Aplaudidas
por todos y de bajo coste económico. Aunque normalmente son de carne, la sabiduría
popular ha sabido aprovechar sus ventajas para elaborarlas también de pescado, sobre todo, en aquellas
zonas donde éste era abundante y había que darle una vuelta de tuerca para no
cansar a los comensales, como en el caso de los boquerones o sardinas; o en
vigilia, con las de bacalao, como sustitutivo del prohibido ingrediente
cárnico.
Ingredientes:
400 grs. Carne de ternera picada
100 grs. Bacon picado
2 Cebollas grandes
1 Huevo
1 Vaso grande de caldo de carne
Leche
Miga de pan
Harina
Sal
Pimienta
Aceite de oliva virgen extra
2 Patatas rojas
1/4 Coliflor
1 Cucharada de mantequilla
Preparación:
Se mezclan las
carnes con la miga de pan mojada en leche, el huevo, sal y pimienta. Se ligan bien
todos los ingredientes y se van formando las albóndigas del tamaño que más
guste. Se pasan por harina, y se fríen en abundante aceite. Se reservan.
Para hacer la salsa de cebolla, se pican éstas finamente
y se ponen en una cacerola con un chorrito de aceite. Se añade un poco de sal y
se pocha a fuego lento, para que la cebolla vaya caramelizando en su propio
jugo, hasta que está ligeramente dorada. Se agrega entonces el caldo de carne y
se deja reducir a fuego medio. Se introducen las albóndigas fritas y se cuecen
despacio unos 10 minutos.
Para el puré, se pelan y cortan las patatas chascándolas
como para guisar y se ponen junto a los ramilletes de coliflor en una olla con
agua suficiente para cubrirlos. Se condimenta con sal y pimienta y se deja
hervir hasta que todos los trozos están tiernos.
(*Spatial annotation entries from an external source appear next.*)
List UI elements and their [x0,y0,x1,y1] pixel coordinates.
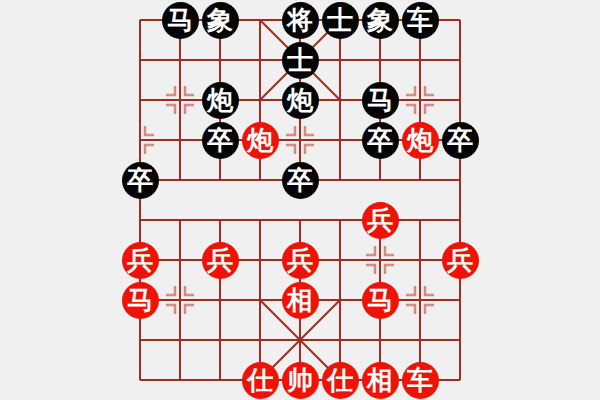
piece-red-elephant[interactable]: 相 [282,282,319,319]
piece-black-soldier[interactable]: 卒 [202,122,239,159]
xiangqi-app: 马象将士象车士炮炮马卒卒卒卒卒炮炮兵兵兵兵兵马相马仕帅仕相车 [0,0,600,400]
piece-red-cannon[interactable]: 炮 [402,122,439,159]
piece-black-advisor[interactable]: 士 [322,2,359,39]
piece-red-soldier[interactable]: 兵 [362,202,399,239]
piece-black-horse[interactable]: 马 [162,2,199,39]
piece-red-horse[interactable]: 马 [362,282,399,319]
piece-black-advisor[interactable]: 士 [282,42,319,79]
piece-black-cannon[interactable]: 炮 [202,82,239,119]
piece-black-soldier[interactable]: 卒 [362,122,399,159]
piece-red-soldier[interactable]: 兵 [202,242,239,279]
piece-red-general[interactable]: 帅 [282,362,319,399]
piece-black-soldier[interactable]: 卒 [442,122,479,159]
piece-red-soldier[interactable]: 兵 [122,242,159,279]
piece-black-general[interactable]: 将 [282,2,319,39]
piece-red-advisor[interactable]: 仕 [322,362,359,399]
piece-red-advisor[interactable]: 仕 [242,362,279,399]
piece-black-horse[interactable]: 马 [362,82,399,119]
piece-red-chariot[interactable]: 车 [402,362,439,399]
piece-black-cannon[interactable]: 炮 [282,82,319,119]
piece-red-horse[interactable]: 马 [122,282,159,319]
piece-red-soldier[interactable]: 兵 [282,242,319,279]
piece-red-elephant[interactable]: 相 [362,362,399,399]
piece-black-elephant[interactable]: 象 [362,2,399,39]
piece-black-soldier[interactable]: 卒 [282,162,319,199]
xiangqi-board[interactable]: 马象将士象车士炮炮马卒卒卒卒卒炮炮兵兵兵兵兵马相马仕帅仕相车 [120,0,480,400]
piece-black-soldier[interactable]: 卒 [122,162,159,199]
piece-red-soldier[interactable]: 兵 [442,242,479,279]
piece-red-cannon[interactable]: 炮 [242,122,279,159]
piece-black-chariot[interactable]: 车 [402,2,439,39]
piece-black-elephant[interactable]: 象 [202,2,239,39]
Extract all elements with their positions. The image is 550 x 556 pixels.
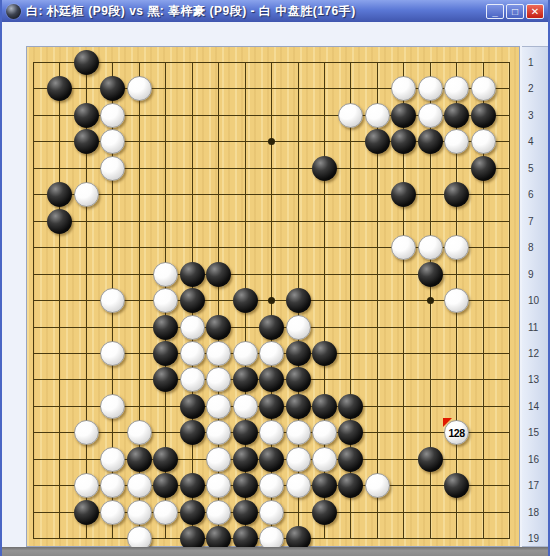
black-stone: [471, 156, 496, 181]
black-stone: [286, 288, 311, 313]
star-point: [427, 297, 434, 304]
black-stone: [338, 473, 363, 498]
row-number-label: 11: [522, 322, 546, 334]
star-point: [268, 138, 275, 145]
black-stone: [47, 182, 72, 207]
white-stone: [444, 235, 469, 260]
white-stone: [127, 500, 152, 525]
white-stone: [100, 288, 125, 313]
white-stone: [391, 235, 416, 260]
white-stone: [153, 500, 178, 525]
black-stone: [391, 182, 416, 207]
black-stone: [418, 129, 443, 154]
black-stone: [391, 103, 416, 128]
row-number-label: 12: [522, 348, 546, 360]
row-number-label: 9: [522, 269, 546, 281]
black-stone: [100, 76, 125, 101]
black-stone: [206, 262, 231, 287]
white-stone: [100, 341, 125, 366]
white-stone: [127, 473, 152, 498]
black-stone: [259, 447, 284, 472]
row-number-label: 15: [522, 427, 546, 439]
window-bottom-bar: [2, 547, 550, 556]
white-stone: [127, 76, 152, 101]
white-stone: [206, 367, 231, 392]
row-number-label: 5: [522, 163, 546, 175]
white-stone: [444, 129, 469, 154]
black-stone: [153, 447, 178, 472]
white-stone: [418, 76, 443, 101]
white-stone: [206, 341, 231, 366]
go-stone-app-icon: [6, 4, 21, 19]
black-stone: [180, 420, 205, 445]
row-number-label: 10: [522, 295, 546, 307]
white-stone: [286, 315, 311, 340]
maximize-button[interactable]: □: [506, 4, 524, 19]
white-stone: [206, 473, 231, 498]
grid-line-vertical: [509, 62, 510, 539]
row-number-label: 7: [522, 216, 546, 228]
last-move-marker-flag: [443, 418, 452, 427]
black-stone: [180, 394, 205, 419]
row-number-label: 16: [522, 454, 546, 466]
row-number-label: 3: [522, 110, 546, 122]
black-stone: [74, 500, 99, 525]
white-stone: [100, 103, 125, 128]
black-stone: [47, 76, 72, 101]
row-number-label: 17: [522, 480, 546, 492]
black-stone: [312, 341, 337, 366]
white-stone: [180, 341, 205, 366]
white-stone: [74, 182, 99, 207]
black-stone: [74, 103, 99, 128]
row-number-label: 8: [522, 242, 546, 254]
white-stone: [444, 76, 469, 101]
white-stone: [206, 447, 231, 472]
close-button[interactable]: ✕: [526, 4, 544, 19]
black-stone: [312, 394, 337, 419]
black-stone: [233, 473, 258, 498]
white-stone: [259, 473, 284, 498]
white-stone: [259, 341, 284, 366]
black-stone: [180, 288, 205, 313]
white-stone: [286, 447, 311, 472]
black-stone: [233, 367, 258, 392]
black-stone: [233, 288, 258, 313]
black-stone: [206, 315, 231, 340]
black-stone: [233, 447, 258, 472]
black-stone: [180, 500, 205, 525]
white-stone: [365, 473, 390, 498]
go-app-window: 白: 朴廷桓 (P9段) vs 黑: 辜梓豪 (P9段) - 白 中盘胜(176…: [0, 0, 550, 556]
black-stone: [153, 341, 178, 366]
black-stone: [259, 367, 284, 392]
white-stone: [180, 315, 205, 340]
black-stone: [444, 182, 469, 207]
black-stone: [338, 394, 363, 419]
white-stone: [259, 500, 284, 525]
white-stone: [100, 394, 125, 419]
black-stone: [312, 156, 337, 181]
black-stone: [180, 473, 205, 498]
white-stone: [444, 288, 469, 313]
black-stone: [259, 315, 284, 340]
row-number-label: 4: [522, 136, 546, 148]
black-stone: [233, 500, 258, 525]
row-number-label: 18: [522, 507, 546, 519]
white-stone: [338, 103, 363, 128]
row-number-strip: 12345678910111213141516171819: [522, 46, 550, 547]
white-stone: [471, 129, 496, 154]
go-board[interactable]: 128: [26, 46, 520, 547]
white-stone: [418, 103, 443, 128]
row-number-label: 1: [522, 57, 546, 69]
black-stone: [286, 367, 311, 392]
black-stone: [338, 420, 363, 445]
minimize-button[interactable]: _: [486, 4, 504, 19]
white-stone: [100, 500, 125, 525]
row-number-label: 6: [522, 189, 546, 201]
row-number-label: 13: [522, 374, 546, 386]
white-stone: [391, 76, 416, 101]
window-title: 白: 朴廷桓 (P9段) vs 黑: 辜梓豪 (P9段) - 白 中盘胜(176…: [26, 3, 486, 20]
black-stone: [233, 420, 258, 445]
black-stone: [338, 447, 363, 472]
row-number-label: 19: [522, 533, 546, 545]
white-stone: [206, 420, 231, 445]
black-stone: [418, 447, 443, 472]
black-stone: [391, 129, 416, 154]
white-stone: [312, 420, 337, 445]
window-controls: _ □ ✕: [486, 4, 544, 19]
black-stone: [312, 500, 337, 525]
black-stone: [286, 341, 311, 366]
white-stone: [100, 473, 125, 498]
black-stone: [180, 262, 205, 287]
black-stone: [418, 262, 443, 287]
white-stone: [153, 288, 178, 313]
white-stone: [100, 447, 125, 472]
black-stone: [153, 367, 178, 392]
white-stone: [418, 235, 443, 260]
black-stone: [153, 473, 178, 498]
white-stone: [206, 394, 231, 419]
white-stone: [312, 447, 337, 472]
row-number-label: 14: [522, 401, 546, 413]
row-number-label: 2: [522, 83, 546, 95]
white-stone: [206, 500, 231, 525]
white-stone: [74, 473, 99, 498]
white-stone: [259, 420, 284, 445]
white-stone: [100, 129, 125, 154]
black-stone: [47, 209, 72, 234]
white-stone: [153, 262, 178, 287]
white-stone: [471, 76, 496, 101]
white-stone: [127, 420, 152, 445]
black-stone: [312, 473, 337, 498]
title-bar[interactable]: 白: 朴廷桓 (P9段) vs 黑: 辜梓豪 (P9段) - 白 中盘胜(176…: [2, 0, 548, 22]
black-stone: [365, 129, 390, 154]
black-stone: [471, 103, 496, 128]
white-stone: [365, 103, 390, 128]
white-stone: [74, 420, 99, 445]
black-stone: [74, 50, 99, 75]
black-stone: [444, 473, 469, 498]
star-point: [268, 297, 275, 304]
white-stone: [180, 367, 205, 392]
black-stone: [74, 129, 99, 154]
black-stone: [259, 394, 284, 419]
black-stone: [127, 447, 152, 472]
white-stone: [233, 341, 258, 366]
white-stone: [100, 156, 125, 181]
black-stone: [444, 103, 469, 128]
white-stone: [286, 473, 311, 498]
white-stone: [233, 394, 258, 419]
white-stone: [286, 420, 311, 445]
black-stone: [153, 315, 178, 340]
black-stone: [286, 394, 311, 419]
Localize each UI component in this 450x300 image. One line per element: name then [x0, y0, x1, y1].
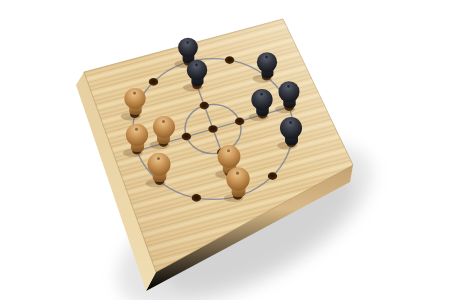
peg-head [153, 116, 175, 138]
peg-head [218, 145, 241, 168]
peg-head [226, 167, 249, 190]
empty-hole[interactable] [208, 125, 217, 133]
empty-hole[interactable] [192, 194, 201, 202]
empty-hole[interactable] [200, 102, 209, 110]
empty-hole[interactable] [149, 78, 158, 86]
empty-hole[interactable] [225, 56, 234, 64]
empty-hole[interactable] [235, 118, 244, 126]
photo-scene: ●●●●○●○●○○○○ [0, 0, 450, 300]
peg-head [280, 117, 302, 139]
peg-head [124, 88, 145, 109]
empty-hole[interactable] [182, 133, 191, 141]
peg-head [126, 124, 148, 146]
empty-hole[interactable] [268, 172, 277, 180]
peg-head [256, 52, 276, 72]
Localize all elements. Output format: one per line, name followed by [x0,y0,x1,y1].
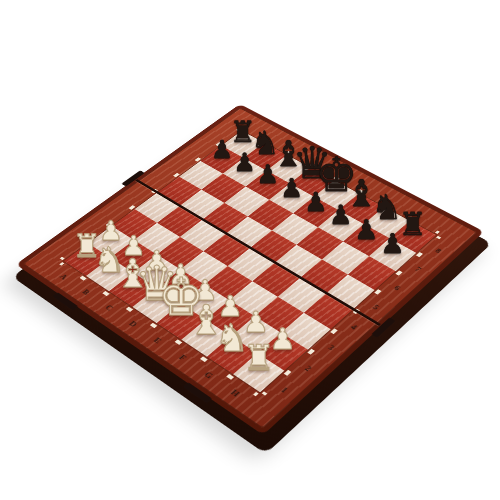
chess-board-case: A8B7C6D5E4F3G2H1 [16,104,484,435]
chess-board-grid [64,131,436,393]
product-photo-stage: A8B7C6D5E4F3G2H1 ♜♞♟♝♟♛♟♚♟♝♟♞♟♜♟♟♟♟♜♟♞♟♝… [0,0,500,500]
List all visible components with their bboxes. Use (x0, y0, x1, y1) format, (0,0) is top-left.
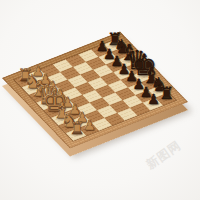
white-pawn: ♟ (83, 118, 96, 132)
square-h1: ♜ (66, 128, 86, 141)
chess-board: ♜♟♟♜♞♟♟♞♝♟♟♝♛♟♟♛♚♟♟♚♝♟♟♝♞♟♟♞♜♟♟♜ (2, 32, 188, 149)
board-grid: ♜♟♟♜♞♟♟♞♝♟♟♝♛♟♟♛♚♟♟♚♝♟♟♝♞♟♟♞♜♟♟♜ (14, 39, 175, 140)
watermark-text: 新图网 (143, 137, 185, 173)
black-pawn: ♟ (147, 93, 160, 107)
black-rook: ♜ (158, 85, 173, 102)
chess-photo-scene: 新图网 ♜♟♟♜♞♟♟♞♝♟♟♝♛♟♟♛♚♟♟♚♝♟♟♝♞♟♟♞♜♟♟♜ (0, 0, 200, 200)
white-rook: ♜ (69, 120, 84, 137)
Si ha quedado mucho líquido de
la cocción, se saca una parte y se reserva por si hay que añadirlo al hacer el
puré. Se ponen las patatas y la coliflor en el vaso de la batidora con una
cucharada de mantequilla y se tritura.
Para emplatar, se
puede poner el puré en la base y, sobre éste, las albóndigas con un poco de
salsa.
Consejos:
Lo ideal es que el carnicero pique la carne de ternera y
el bacon por la máquina, para que las carnes queden homogéneas. También se
puede sustituir éste por panceta, magro
de cerdo o jamón serrano.
Si no se dispone de caldo de carne, recomiendo recurrir a
los caldos precocinados o, en todo caso, al Bovril. No soy amiga de las
pastillas, me producen jaquecas.
En cuanto al puré, tras comprarme un pasapurés y un
artilugio para aplastar las patatas manualmente, he llegado a la
conclusión, de que la batidora deja una consistencia
tan fina que es mi opción. El artilugio manual lo uso para aplastar las
hamburguesas en la plancha. Algún uso debía darle.